Zahl des Tages: 645 von 675 Ermittlungsverfahren eingestellt

24. April 2017 at 16:11

Zahl des Tages: 645 von 675 Ermittlungsverfahren eingestelltViele haben noch die unfassbaren Bilder in Erinnerung, als im März 2015 das neue Gebäude der Europäischen Zentralbank (EZB) in Frankfurt am Main eröffnet wurde, als Gewalttäter (von manchem fast schon liebevoll “Protestler” genannt) durch die Stadt gingen und Rauchschwaden über der Skyline bedrohlich herzogen.

Hessens Justizministerin Eva Kühne-Hörmann hat nun auf eine Anfrage Bilanz gezogen und Zahlen genannt, die ebenso verstörend sind wie die Bilder, die sich manchem Kollegen, der sich dort im Einsatz befand, förmlich ins Gedächtnis eingebrannt haben.

Es wurden insgesamt 675 Ermittlungsverfahren eingeleitet, von denen mittlerweile 645 eingestellt wurden. Selbst innerhalb der Politik spricht man von einer “fatalen Aufklärungsquote”.

Diese hohe Einstellungsrate hat mehrere Ursachen. Einerseits war es in einer Vielzahl von Straftaten nicht möglich einen Straftäter zu ermitteln, da die Horden vermummt durch die Stadt zogen. Zudem wurden 406 Ermittlungsverfahren gegen Personen eingestellt, die am Danziger Platz, ganz in der Nähe der EZB, eingekesselt wurden. Offenbar war es nicht möglich nachzuweisen, dass sie etwas mit den begangenen Straftaten zu tun hatten.

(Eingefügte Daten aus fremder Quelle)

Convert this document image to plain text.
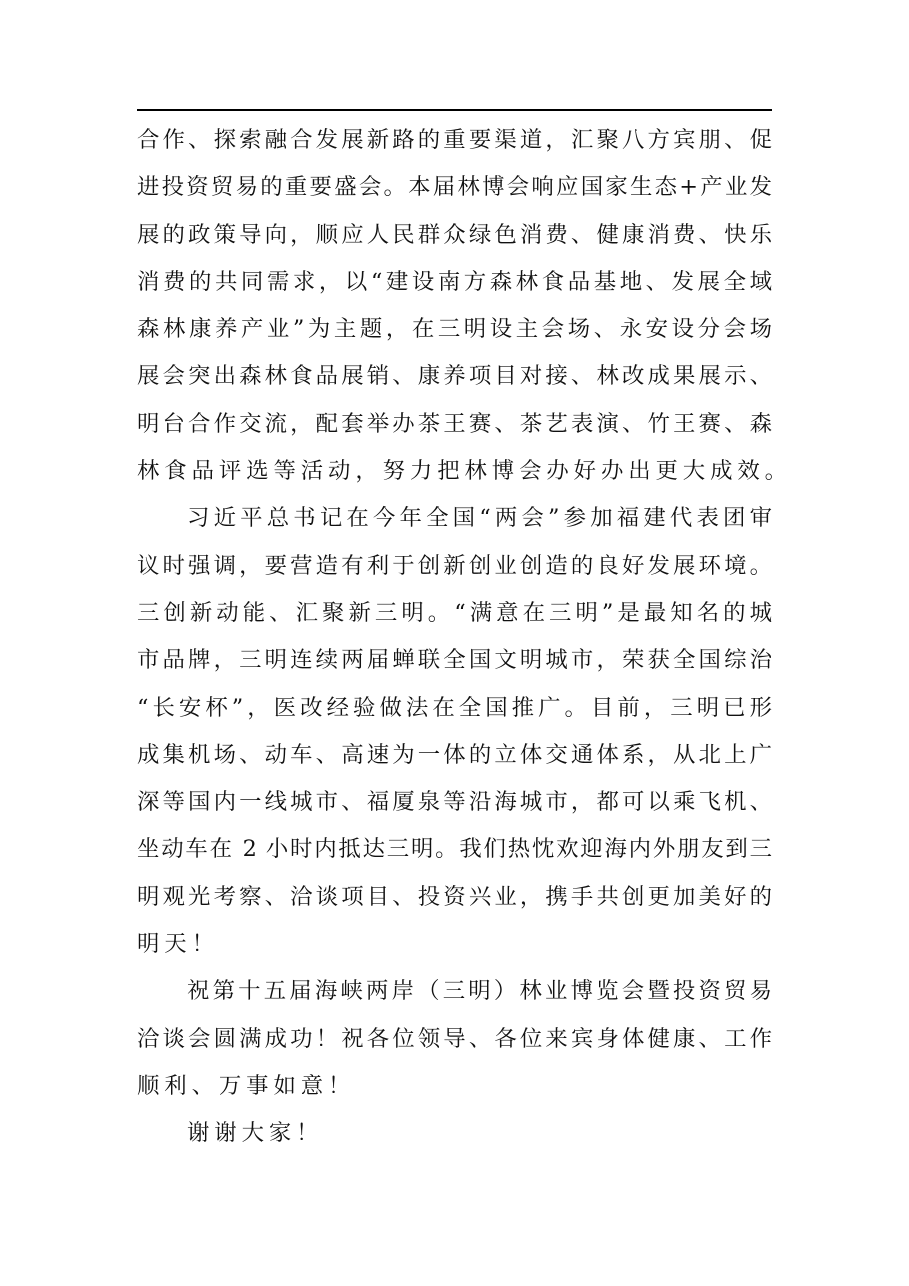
合作、探索融合发展新路的重要渠道，汇聚八方宾朋、促
进投资贸易的重要盛会。本届林博会响应国家生态+产业发
展的政策导向，顺应人民群众绿色消费、健康消费、快乐
消费的共同需求，以“建设南方森林食品基地、发展全域
森林康养产业”为主题，在三明设主会场、永安设分会场
展会突出森林食品展销、康养项目对接、林改成果展示、
明台合作交流，配套举办茶王赛、茶艺表演、竹王赛、森
林食品评选等活动，努力把林博会办好办出更大成效。
习近平总书记在今年全国“两会”参加福建代表团审
议时强调，要营造有利于创新创业创造的良好发展环境。
三创新动能、汇聚新三明。“满意在三明”是最知名的城
市品牌，三明连续两届蝉联全国文明城市，荣获全国综治
“长安杯”，医改经验做法在全国推广。目前，三明已形
成集机场、动车、高速为一体的立体交通体系，从北上广
深等国内一线城市、福厦泉等沿海城市，都可以乘飞机、
坐动车在 2 小时内抵达三明。我们热忱欢迎海内外朋友到三
明观光考察、洽谈项目、投资兴业，携手共创更加美好的
明天！
祝第十五届海峡两岸（三明）林业博览会暨投资贸易
洽谈会圆满成功！祝各位领导、各位来宾身体健康、工作
顺利、万事如意！
谢谢大家！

Bei ganzen acht Strafverfahren fand eine Verhandlung vor Gericht statt, wovon in sechs Fällen die Gewalttäter wegen besonders schweren Landfriedensbruchs zu Bewährungsstrafen verurteilt wurden und in zwei Fällen das Verfahren gerichtlich eingestellt wurde. In weiteren 14 Fällen wurden Strafbefehle mit einer Geldstrafe erlassen.

Wenn man sich nun vor Augen führt, dass laut Justizministerin bei den Ausschreitungen 151 Menschen verletzt wurden, davon 150 Polizisten und eine Demonstrantin, und ein Sachschaden in Höhe von 1,6 Mio. Euro entstanden war (wobei hier wegen fehlender Rückmeldung nicht alle Schäden erfasst werden konnten), dann bekommen diese Zahlen eine ganz andere Wirkung. Ganz abgesehen von der juristischen Verfolgung der Sachschäden bleiben die Opfer zudem auf ihren Kosten sitzen.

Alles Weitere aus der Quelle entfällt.